Department of Pediatrics-Neurology, Baylor College of Medicine, Houston, Texas 77030, USA.
Jan and Dan Duncan Neurological Research Institute, Texas Children's Hospital, Houston, Texas 77030, USA.
Genome Res. 2020 Jun;30(6):835-848. doi: 10.1101/gr.254987.119. Epub 2020 Jun 18.

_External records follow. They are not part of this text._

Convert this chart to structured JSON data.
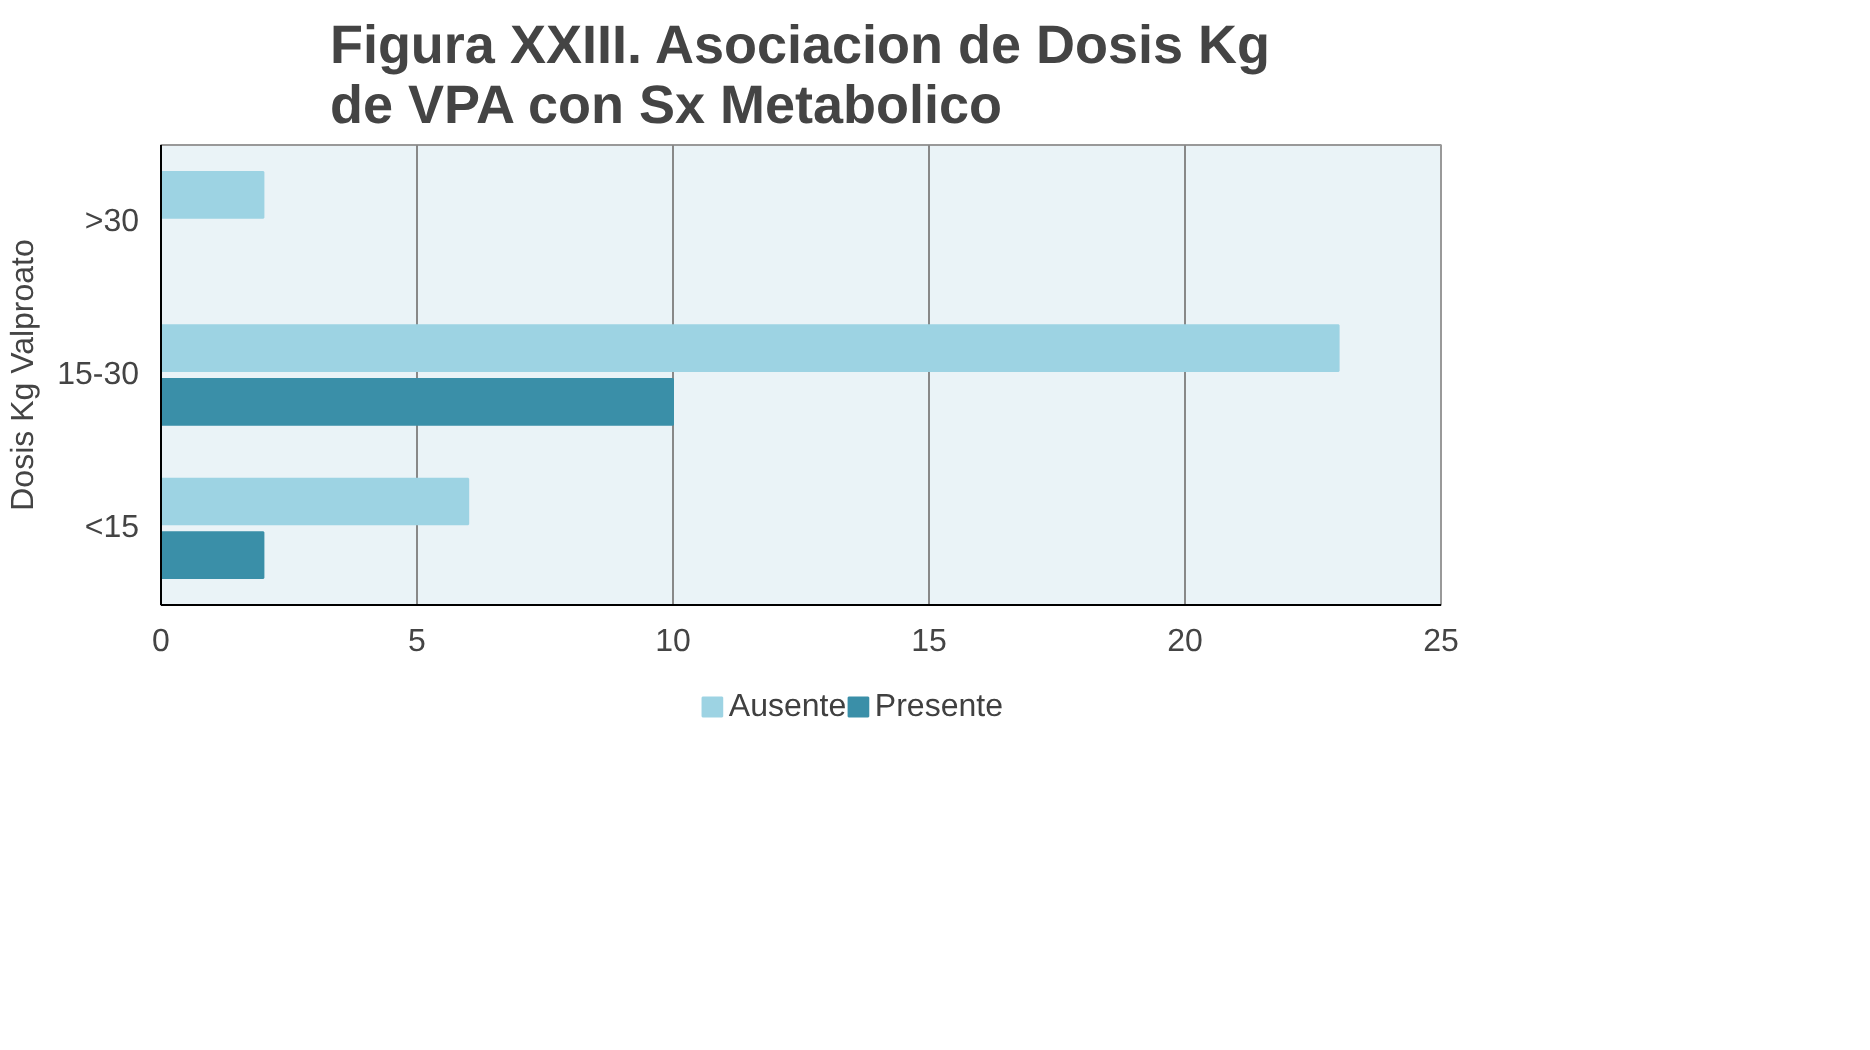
{
  "chart_data": {
    "type": "bar",
    "orientation": "horizontal",
    "title": "Figura XXIII. Asociacion de Dosis Kg de VPA con Sx Metabolico",
    "ylabel": "Dosis Kg Valproato",
    "categories": [
      ">30",
      "15-30",
      "<15"
    ],
    "series": [
      {
        "name": "Ausente",
        "color": "#9dd3e3",
        "values": [
          2,
          23,
          6
        ]
      },
      {
        "name": "Presente",
        "color": "#3a8fa8",
        "values": [
          0,
          10,
          2
        ]
      }
    ],
    "xlim": [
      0,
      25
    ],
    "xticks": [
      0,
      5,
      10,
      15,
      20,
      25
    ],
    "grid": "x",
    "legend": "bottom"
  }
}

A large number of genes have been implicated in neurodevelopmental disorders (NDDs), but their contributions to NDD pathology are difficult to decipher without understanding their diverse roles in different brain cell types. Here, we integrated NDD genetics with single-cell RNA sequencing data to assess coexpression enrichment patterns of various NDD gene sets. We identified midfetal cortical neural progenitor cell development-more specifically, the ventricular radial glia-to-intermediate progenitor cell transition at gestational week 10-as a key point of convergence in autism spectrum disorder (ASD) and epilepsy. Integrated Gene Ontology-based analysis further revealed that ASD genes activate neural differentiation and inhibit cell cycle during the transition, whereas epilepsy genes function as downstream effectors in the same processes, offering one possible explanation for the high comorbidity rate of the two disorders. This approach provides a framework for investigating the cell-type-specific pathophysiology of NDDs.
大量基因已被牵连到神经发育障碍(NDD)中,但如果不了解它们在不同脑细胞类型中的多种作用,就很难解释它们对 NDD 病理的贡献。在这里,我们将 NDD 遗传学与单细胞 RNA 测序数据相结合,以评估各种 NDD 基因集的共表达富集模式。我们发现,中胚层皮质神经祖细胞发育——更具体地说,在妊娠第 10 周时的脑室放射状胶质细胞到中间祖细胞的过渡——是自闭症谱系障碍(ASD)和癫痫的一个关键的汇聚点。基于集成基因本体论的分析进一步表明,ASD 基因在过渡过程中激活神经分化并抑制细胞周期,而癫痫基因则作为相同过程的下游效应物发挥作用,为这两种疾病的高共病率提供了一种可能的解释。这种方法为研究 NDD 的细胞类型特异性病理生理学提供了一个框架。